Unity today will not look like marching in lockstep. It will look quieter - and braver. It will look like people refusing to dehumanise one another. Like neighbours choosing conversation over categories. Like families protecting the human scale of life against bureaucratic abstraction.

The men remembered in United did not live to see what their legacy would become. They simply lived -  and died - as young men committed to something larger than themselves. The rebuilding that followed honoured them not by erasing loss, but by carrying it forward with dignity.

That is the choice before us now.

We can accept disunity as inevitable, whisper our frustrations, and retreat into private resentment.

Or we can decide -  stubbornly, imperfectly -  to rise from the ashes anyway.

 pheonix1

This New Year, I am not asking for agreement. I am asking for unity of spirit. For the refusal to be broken into obedient fragments. For the courage to speak truth without malice. For the determination to remember that systems exist to serve people -  not the other way around.
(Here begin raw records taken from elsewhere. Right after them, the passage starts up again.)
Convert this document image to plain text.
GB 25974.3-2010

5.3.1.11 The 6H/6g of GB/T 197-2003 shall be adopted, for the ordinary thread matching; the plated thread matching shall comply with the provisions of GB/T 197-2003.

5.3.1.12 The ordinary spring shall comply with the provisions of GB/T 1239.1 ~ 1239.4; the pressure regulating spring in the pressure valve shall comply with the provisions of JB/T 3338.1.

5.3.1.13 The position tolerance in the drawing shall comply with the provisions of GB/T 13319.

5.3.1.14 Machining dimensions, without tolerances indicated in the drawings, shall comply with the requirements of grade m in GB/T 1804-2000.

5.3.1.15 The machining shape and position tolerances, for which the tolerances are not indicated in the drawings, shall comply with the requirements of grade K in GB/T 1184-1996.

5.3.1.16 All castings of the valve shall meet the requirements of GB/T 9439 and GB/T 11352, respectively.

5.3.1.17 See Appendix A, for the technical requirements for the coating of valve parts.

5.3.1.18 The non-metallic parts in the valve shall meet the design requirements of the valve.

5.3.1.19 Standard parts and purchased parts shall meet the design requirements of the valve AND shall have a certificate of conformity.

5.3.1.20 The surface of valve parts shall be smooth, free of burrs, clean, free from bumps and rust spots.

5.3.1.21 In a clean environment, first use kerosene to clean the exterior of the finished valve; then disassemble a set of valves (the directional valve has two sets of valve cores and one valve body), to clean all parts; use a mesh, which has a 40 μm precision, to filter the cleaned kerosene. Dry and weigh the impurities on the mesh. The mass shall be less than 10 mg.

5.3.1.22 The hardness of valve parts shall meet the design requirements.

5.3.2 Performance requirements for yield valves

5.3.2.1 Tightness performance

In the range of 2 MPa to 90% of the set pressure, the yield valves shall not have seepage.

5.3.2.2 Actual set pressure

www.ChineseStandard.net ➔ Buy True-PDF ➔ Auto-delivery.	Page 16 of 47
Because “together” is not a sentimental word. It is a demanding one.

A team cannot function if only some players believe in the game. Unity does not happen if the players, the coaches, the managers, and the financiers are working against one another -  or worse, pretending they are on the same side when they are not.

And perhaps that is why unity is discouraged now. Because real unity requires honesty. It requires shared sacrifice. It requires leaders who see people not as assets to be managed, but as human beings to be respected.

Our lives are not entries in a ledger.
Our years are not theirs to spend.

And our future -  like that rebuilt team all those years ago - will only exist if we choose to build it.

Together. This year, the choice is ours: to let systems define our bonds, or to define them ourselves - one act of courage, one conversation, one refusal at a time.